# Best substrate for Angelfish ?



## HOWsMom

Best substrate for Angelfish ?

I think this is going to be the starting point for my tank - Angelfish.

So, to start out, since I am starting from scratch basically, I will pick the substrate and such that will best suit the centerpiece fish and add the tankmates from there.
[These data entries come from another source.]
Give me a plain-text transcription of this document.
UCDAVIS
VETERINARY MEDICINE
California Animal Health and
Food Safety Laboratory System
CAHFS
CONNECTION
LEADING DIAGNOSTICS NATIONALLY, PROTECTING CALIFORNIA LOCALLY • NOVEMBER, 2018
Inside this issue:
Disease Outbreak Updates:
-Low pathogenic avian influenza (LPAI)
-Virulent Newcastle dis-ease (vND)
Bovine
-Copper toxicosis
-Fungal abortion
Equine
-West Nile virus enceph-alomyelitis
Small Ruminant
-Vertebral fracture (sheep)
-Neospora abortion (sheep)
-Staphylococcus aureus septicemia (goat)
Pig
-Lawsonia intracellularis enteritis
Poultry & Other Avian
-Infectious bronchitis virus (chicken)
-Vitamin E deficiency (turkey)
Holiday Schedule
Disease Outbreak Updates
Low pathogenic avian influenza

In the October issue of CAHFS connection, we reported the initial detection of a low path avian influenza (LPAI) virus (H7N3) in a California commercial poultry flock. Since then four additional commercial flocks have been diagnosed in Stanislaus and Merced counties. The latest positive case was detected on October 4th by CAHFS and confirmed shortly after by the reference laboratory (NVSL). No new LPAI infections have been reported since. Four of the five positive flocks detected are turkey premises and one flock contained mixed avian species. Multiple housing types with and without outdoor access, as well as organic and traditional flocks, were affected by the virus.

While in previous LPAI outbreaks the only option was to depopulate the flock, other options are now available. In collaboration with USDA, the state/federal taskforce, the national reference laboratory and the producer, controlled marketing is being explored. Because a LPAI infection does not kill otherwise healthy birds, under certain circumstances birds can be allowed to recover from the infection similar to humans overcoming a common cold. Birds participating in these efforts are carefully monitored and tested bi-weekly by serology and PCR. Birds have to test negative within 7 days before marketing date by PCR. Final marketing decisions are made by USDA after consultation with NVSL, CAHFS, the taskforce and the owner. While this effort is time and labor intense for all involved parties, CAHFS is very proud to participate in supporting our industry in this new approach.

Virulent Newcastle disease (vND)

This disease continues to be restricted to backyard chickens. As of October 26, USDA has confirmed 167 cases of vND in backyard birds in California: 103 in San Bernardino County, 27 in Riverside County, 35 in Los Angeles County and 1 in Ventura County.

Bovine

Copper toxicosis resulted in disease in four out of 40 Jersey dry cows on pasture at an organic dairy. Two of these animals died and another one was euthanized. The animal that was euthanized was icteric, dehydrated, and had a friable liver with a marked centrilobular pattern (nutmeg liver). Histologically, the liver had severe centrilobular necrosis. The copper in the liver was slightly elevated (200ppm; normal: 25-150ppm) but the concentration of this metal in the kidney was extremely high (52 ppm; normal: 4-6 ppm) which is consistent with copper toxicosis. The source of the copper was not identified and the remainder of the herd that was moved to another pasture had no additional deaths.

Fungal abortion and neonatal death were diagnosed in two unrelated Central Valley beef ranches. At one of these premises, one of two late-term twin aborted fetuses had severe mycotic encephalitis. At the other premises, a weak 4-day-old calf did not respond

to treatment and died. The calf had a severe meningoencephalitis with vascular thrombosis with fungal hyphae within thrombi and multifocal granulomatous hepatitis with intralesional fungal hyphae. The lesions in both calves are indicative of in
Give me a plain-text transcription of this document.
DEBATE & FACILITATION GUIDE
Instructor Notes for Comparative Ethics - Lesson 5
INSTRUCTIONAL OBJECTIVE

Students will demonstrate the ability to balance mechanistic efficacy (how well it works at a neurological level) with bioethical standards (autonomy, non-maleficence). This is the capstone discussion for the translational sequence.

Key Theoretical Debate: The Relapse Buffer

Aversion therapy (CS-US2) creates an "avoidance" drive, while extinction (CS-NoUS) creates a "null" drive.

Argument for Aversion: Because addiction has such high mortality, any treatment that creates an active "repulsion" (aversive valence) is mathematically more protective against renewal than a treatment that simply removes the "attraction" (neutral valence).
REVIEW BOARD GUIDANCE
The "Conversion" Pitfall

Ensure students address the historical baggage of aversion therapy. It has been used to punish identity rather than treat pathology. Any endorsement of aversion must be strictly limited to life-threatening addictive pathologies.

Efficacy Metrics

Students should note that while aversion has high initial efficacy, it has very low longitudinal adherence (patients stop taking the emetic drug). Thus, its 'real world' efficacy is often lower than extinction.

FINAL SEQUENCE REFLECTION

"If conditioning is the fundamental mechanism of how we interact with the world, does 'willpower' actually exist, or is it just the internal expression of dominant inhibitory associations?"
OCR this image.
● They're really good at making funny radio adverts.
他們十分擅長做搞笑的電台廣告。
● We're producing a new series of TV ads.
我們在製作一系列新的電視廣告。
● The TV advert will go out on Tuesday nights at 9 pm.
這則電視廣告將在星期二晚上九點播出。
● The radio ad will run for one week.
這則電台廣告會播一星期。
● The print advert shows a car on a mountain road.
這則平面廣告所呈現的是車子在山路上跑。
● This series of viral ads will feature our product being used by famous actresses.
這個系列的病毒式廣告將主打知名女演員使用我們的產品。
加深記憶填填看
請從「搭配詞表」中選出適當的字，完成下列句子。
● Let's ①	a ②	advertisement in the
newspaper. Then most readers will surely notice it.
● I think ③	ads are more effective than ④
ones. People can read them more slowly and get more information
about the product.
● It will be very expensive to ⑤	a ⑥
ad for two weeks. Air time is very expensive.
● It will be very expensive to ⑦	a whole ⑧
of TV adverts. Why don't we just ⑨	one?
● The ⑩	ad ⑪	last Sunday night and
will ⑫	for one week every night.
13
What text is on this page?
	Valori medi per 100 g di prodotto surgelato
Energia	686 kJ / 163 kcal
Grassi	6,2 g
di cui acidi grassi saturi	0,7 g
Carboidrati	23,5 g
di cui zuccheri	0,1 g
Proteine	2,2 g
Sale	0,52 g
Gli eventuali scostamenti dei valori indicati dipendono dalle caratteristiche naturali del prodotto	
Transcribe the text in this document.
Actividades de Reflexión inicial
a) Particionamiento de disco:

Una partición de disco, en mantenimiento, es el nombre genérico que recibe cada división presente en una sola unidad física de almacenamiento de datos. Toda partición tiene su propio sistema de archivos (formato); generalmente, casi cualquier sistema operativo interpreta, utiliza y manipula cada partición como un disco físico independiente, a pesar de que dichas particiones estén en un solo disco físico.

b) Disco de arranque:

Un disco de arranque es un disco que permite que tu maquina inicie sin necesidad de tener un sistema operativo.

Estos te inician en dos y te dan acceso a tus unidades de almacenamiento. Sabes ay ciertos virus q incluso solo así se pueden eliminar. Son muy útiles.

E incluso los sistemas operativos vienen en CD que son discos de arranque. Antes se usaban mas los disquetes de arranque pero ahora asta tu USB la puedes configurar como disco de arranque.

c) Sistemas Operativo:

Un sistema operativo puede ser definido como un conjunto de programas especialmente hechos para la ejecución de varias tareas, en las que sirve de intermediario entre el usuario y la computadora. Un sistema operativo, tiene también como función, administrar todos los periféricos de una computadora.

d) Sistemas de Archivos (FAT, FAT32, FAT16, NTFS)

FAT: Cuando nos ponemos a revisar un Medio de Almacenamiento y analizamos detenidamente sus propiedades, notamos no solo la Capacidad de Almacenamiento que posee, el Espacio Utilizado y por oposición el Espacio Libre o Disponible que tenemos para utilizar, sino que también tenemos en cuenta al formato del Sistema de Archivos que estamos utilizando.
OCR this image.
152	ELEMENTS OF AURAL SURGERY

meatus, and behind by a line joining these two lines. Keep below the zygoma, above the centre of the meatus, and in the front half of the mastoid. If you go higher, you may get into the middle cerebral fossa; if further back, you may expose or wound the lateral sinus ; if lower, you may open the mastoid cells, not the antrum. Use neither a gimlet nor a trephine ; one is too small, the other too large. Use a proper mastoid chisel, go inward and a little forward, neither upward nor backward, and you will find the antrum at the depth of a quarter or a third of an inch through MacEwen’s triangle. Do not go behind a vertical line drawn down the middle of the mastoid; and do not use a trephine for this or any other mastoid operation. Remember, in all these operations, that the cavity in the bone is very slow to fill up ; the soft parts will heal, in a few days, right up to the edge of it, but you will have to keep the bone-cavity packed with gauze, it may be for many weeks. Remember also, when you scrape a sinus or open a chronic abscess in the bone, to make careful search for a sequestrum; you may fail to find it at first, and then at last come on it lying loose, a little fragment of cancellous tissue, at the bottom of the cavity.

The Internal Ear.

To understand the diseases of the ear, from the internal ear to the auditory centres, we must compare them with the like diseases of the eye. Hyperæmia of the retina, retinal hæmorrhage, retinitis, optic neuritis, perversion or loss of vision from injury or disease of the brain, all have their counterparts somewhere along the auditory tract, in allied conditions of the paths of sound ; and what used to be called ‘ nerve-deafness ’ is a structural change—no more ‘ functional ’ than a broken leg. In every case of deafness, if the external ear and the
Oddly enough - though I have done NOTHING except start the filters (old filters, old media that has been sitting for over a year, just rinsed out and restarted) - I am getting an ammonia reading ! No idea why. Anyhow, that's not for this thread.

Pool sand ?
Gravel ?
Larger gravel / small stones ?

Plants - I want plants too. 
Slim-leafed (val?) or broad-lead (anubias?)

What about moss balls ?


----------



## Fishlover02

If I were you, I'd use a dark substrate, and finer grain for the plants. Angelfish aren't too picky for their substrate. The fluorite line of substrates works well for me, though a bit pricey for larger tanks.


----------



## bob123

As fishlover say's Angels are not picky on substrate as I have them in tanks with play sand, gravel, poolfilter sand and bare bottom. It all depends on the look you want val grows in any substrate and anubius doesn't need substrate just tie it to a rock or driftwood.


----------



## HOWsMom

Thank you !

Good point that angels wouldn't care - they are NOT bottom dwellers.
I feel a little foolish now.


----------



## Fishlover02

HOWsMom said:


> Thank you !
> 
> Good point that angels wouldn't care - they are NOT bottom dwellers.
> I feel a little foolish now.


We all have to start somewhere with the questions, we're all beginners at some point! I know I have my fair share of questions asked which at the time seemed fine but now sound silly.


----------